The Great Ocean Road is a lovely scenic drive, featuring lots of ocean. It's roughly four hours total driving to
the 12 Apostles, but it took us seven because we kept stopping. I tried to keep everyone on track, reminding them
about nightfall, pointing at my watch and getting agitated but they were all too busy enjoying the beautiful
scenery to pay me any attention. It was only when I said the toilets at the Twelve Apostles visitor centre might
close at 5 that we got some movement.
It's some ocean
En Route we saw the Lighthouse from Round the
Twist. I only know this, because our guide last year told us. He also told us that it wasn't a great
lighthouse, as they go, so we're better off going to a different one and pretending it's the one from Round the
Twist. We spent many minutes trying to remember anything about Round the Twist other than the theme song, and Dan reckons there was
an episode with a ghost in the toilet. One day I'll watch all the episodes again on YouTube, but I'd really have
to have a full time office job to warrant that amount of procrastination.
A better lighthouse than the Round the Twist one
View from the lighthouse
Dan had an idea to line us up by height for this photo...
The scenery is great and all, but it pales in comparison to the wild koalas. Last year we saw some furry lumps at
the very tops of the trees. This year we saw about 9 koalas, one mother and baby, and one at head height. Even I
found it difficult to point at my watch as we all gathered around the gum tree, inches from his little furry
hands. I still did though. Because I'm relentless.
Only 8. What a joke.
If you're actually driving the Great Ocean Road because you're really keen to see the Twelve Apostles - Limestone
stacks out in the sea - be aware that there are only eight now. You can imagine the devastating disappointment of
arriving, walking the 1.5km to the viewing deck, and only counting eight limestone stacks. No amount of cuddly
koalas can compensate for four missing stacks of rock.

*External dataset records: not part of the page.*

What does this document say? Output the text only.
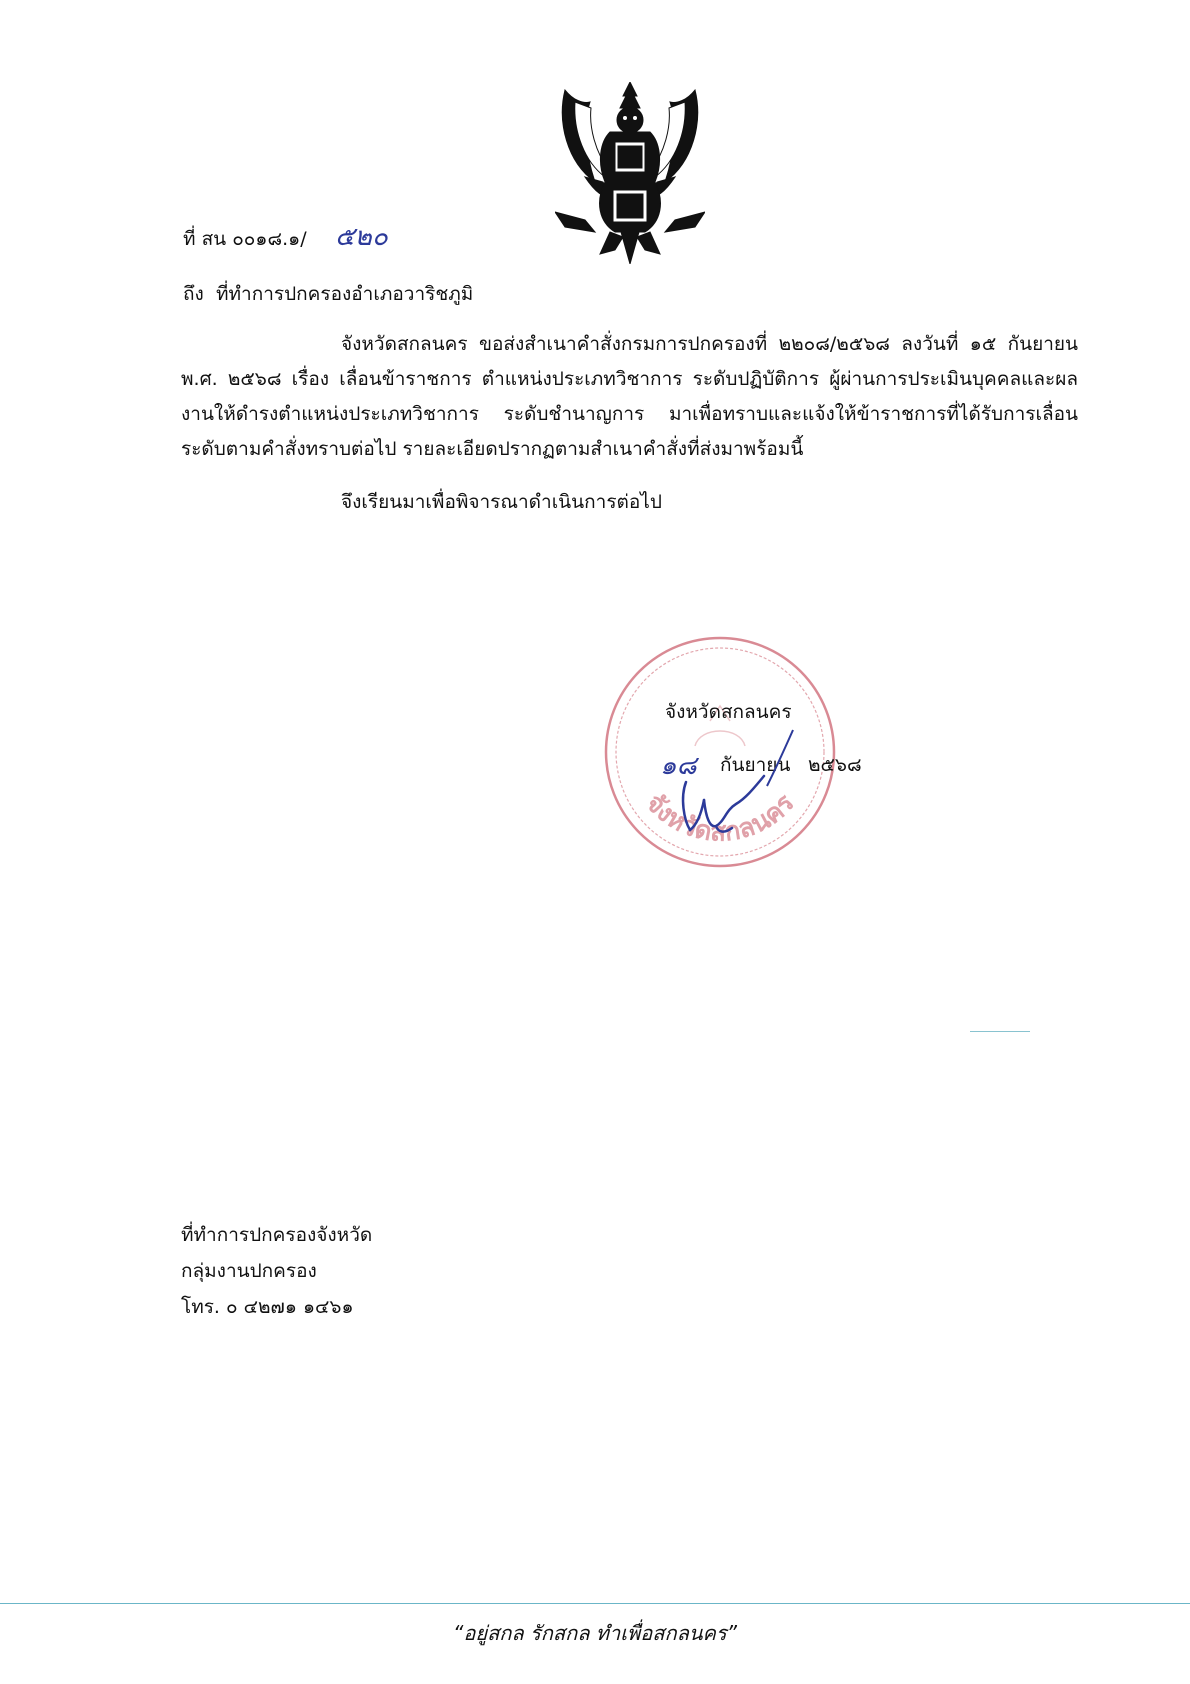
ที่ สน ๐๐๑๘.๑/ ๕๒๐
ถึง ที่ทำการปกครองอำเภอวาริชภูมิ
จังหวัดสกลนคร ขอส่งสำเนาคำสั่งกรมการปกครองที่ ๒๒๐๘/๒๕๖๘ ลงวันที่ ๑๕ กันยายน พ.ศ. ๒๕๖๘ เรื่อง เลื่อนข้าราชการ ตำแหน่งประเภทวิชาการ ระดับปฏิบัติการ ผู้ผ่านการประเมินบุคคลและผลงานให้ดำรงตำแหน่งประเภทวิชาการ ระดับชำนาญการ มาเพื่อทราบและแจ้งให้ข้าราชการที่ได้รับการเลื่อนระดับตามคำสั่งทราบต่อไป รายละเอียดปรากฏตามสำเนาคำสั่งที่ส่งมาพร้อมนี้
จึงเรียนมาเพื่อพิจารณาดำเนินการต่อไป
จังหวัดสกลนคร
จังหวัดสกลนคร
๑๘ กันยายน ๒๕๖๘
ที่ทำการปกครองจังหวัด
กลุ่มงานปกครอง
โทร. ๐ ๔๒๗๑ ๑๔๖๑
“อยู่สกล รักสกล ทำเพื่อสกลนคร”
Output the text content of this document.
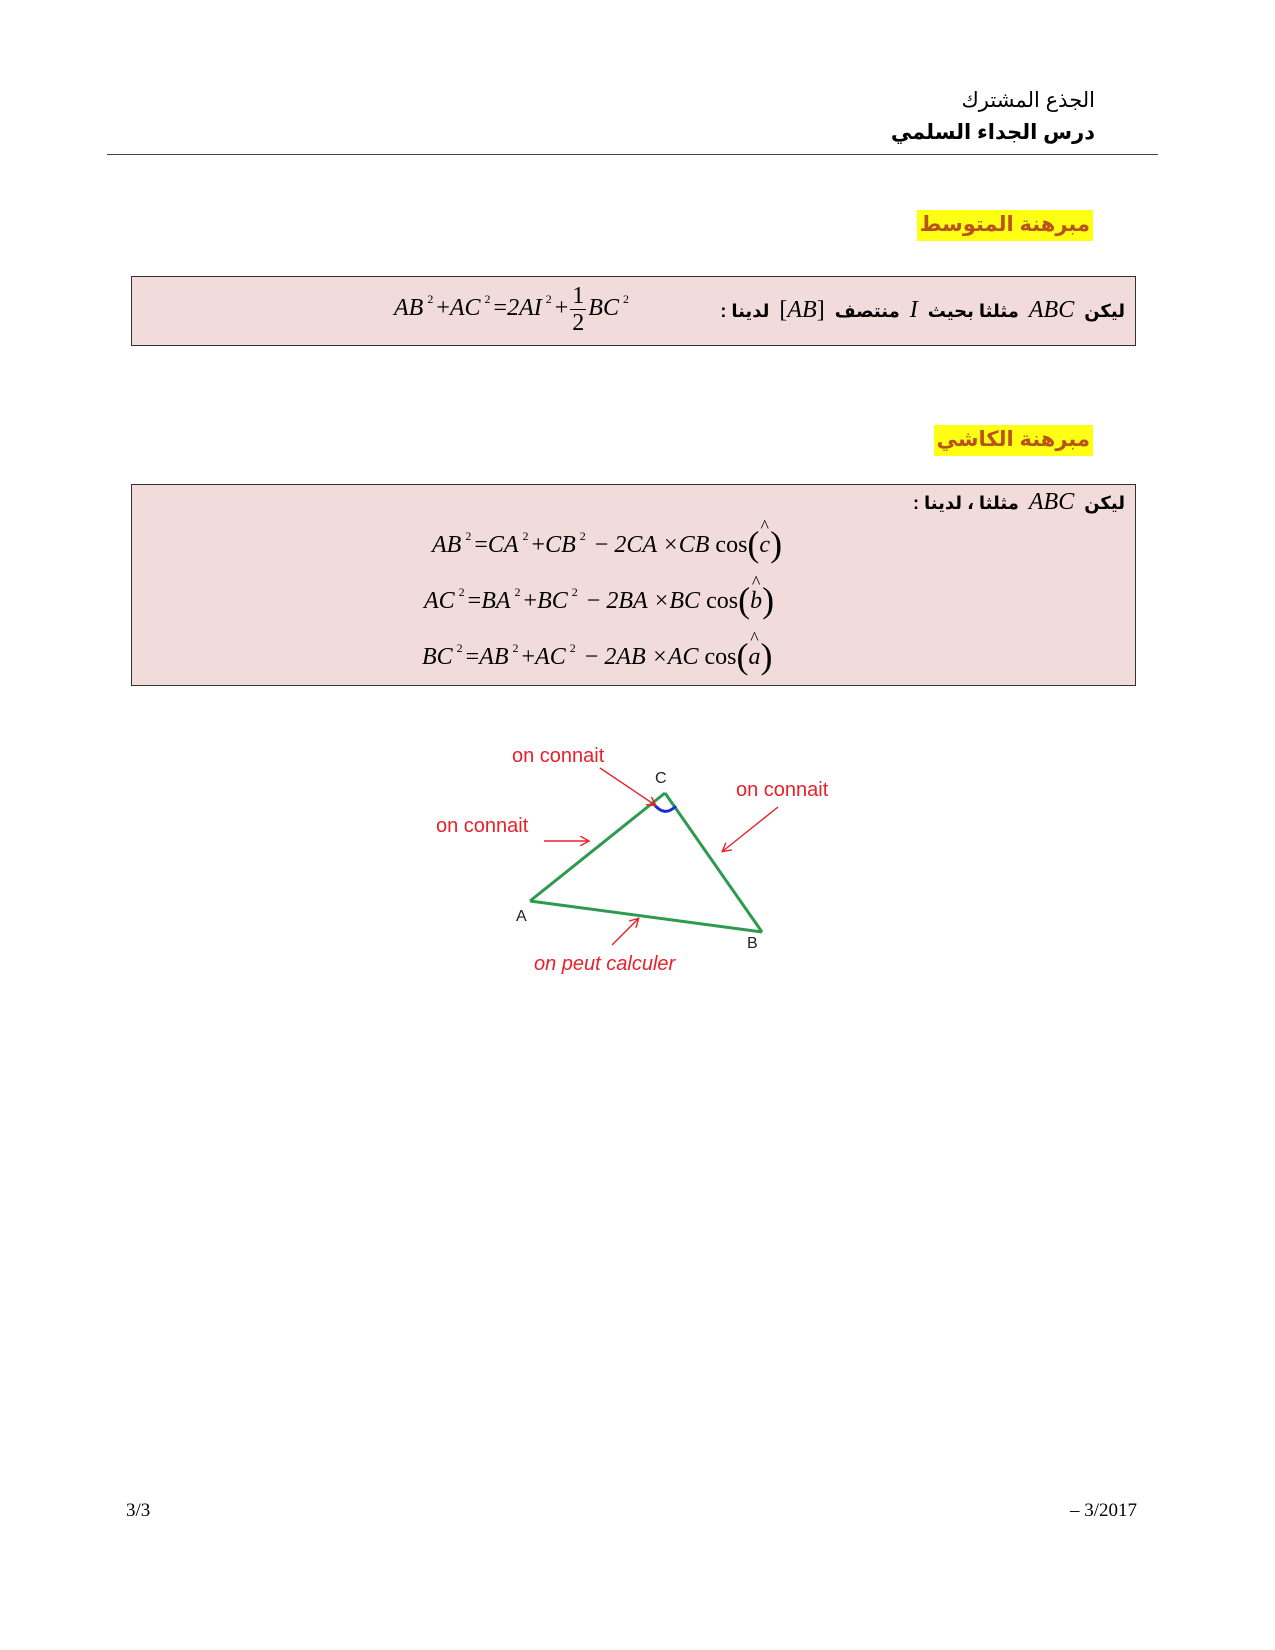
الجذع المشترك
درس الجداء السلمي
مبرهنة المتوسط
ليكن  ABC  مثلثا بحيث  I  منتصف  [AB]  لدينا :
AB $^2$ +AC $^2$ =2AI $^2 + \frac{1}{2}$ BC $^2$
مبرهنة الكاشي
ليكن  ABC  مثلثا ، لدينا :
AB $^2$ =CA $^2$ +CB $^2$ − 2CA ×CB cos(^ c)
AC $^2$ =BA $^2$ +BC $^2$ − 2BA ×BC cos(^ b)
BC $^2$ =AB $^2$ +AC $^2$ − 2AB ×AC cos(^ a)
on connait
on connait
on connait
on peut calculer
A
B
C
3/3	– 3/2017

For us it didn't matter, because all we really cared about were the koalas. I've forgotten the lighthouse and the
Twelve Apostles already.
It was at the Visitor Centre (where fortunately the toilets were still open) that I discovered my favourite
Australian thing so far: Smiths (Australian version of Walkers crisps) Chicken Flavour. It sounds weird, but so
delicious. We figured that chicken crisps are basically like eating a roast dinner because it's chicken flavoured
potato. We didn't have any actual dinner on the horizon so we ate a lot of them.